Why can a Double be added to a List of Integers using reflection

Question

Why does this code run without any exceptions?

public static void main(String args[]) {     List<Integer> a = new ArrayList<Integer>();     try {          a.getClass()             .getMethod("add", Object.class)             .invoke(a, new Double(0.55555));      } catch (Exception e) {         e.printStackTrace();     }      System.out.println(a.get(0)); } 

Answer 1

Generics are a compile-time thing. At runtime, a regular ArrayList, without any additional check, is used.
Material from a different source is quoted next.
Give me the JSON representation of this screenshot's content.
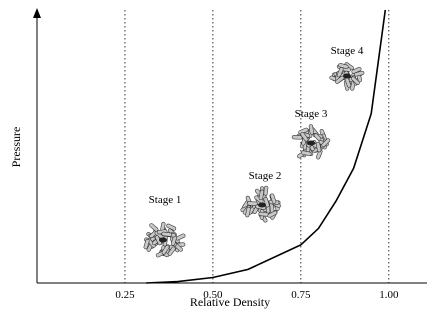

Since you're bypassing the safety checks by using reflection to add elements to your list, nothing can prevent a Double from being stored inside your List<Integer>. Just like if you did

List<Integer> list = new ArrayList<Integer>(); List rawList = list; rawList.add(new Double(2.5)); 

If you want your list to implement type checks at runtime, then use

List<Integer> checkedList = Collections.checkedList(list, Integer.class); 

Answer 2

Because of the type erasure - there are no runtime checks for the generics, during compilation type parameters are removed: Java generics - type erasure - when and what happens.

You may be surprised, but you don't need to use reflection to add a Double to a List<Integer>:

List<Integer> a = new ArrayList<Integer>(); ((List)a).add(new Double(0.555));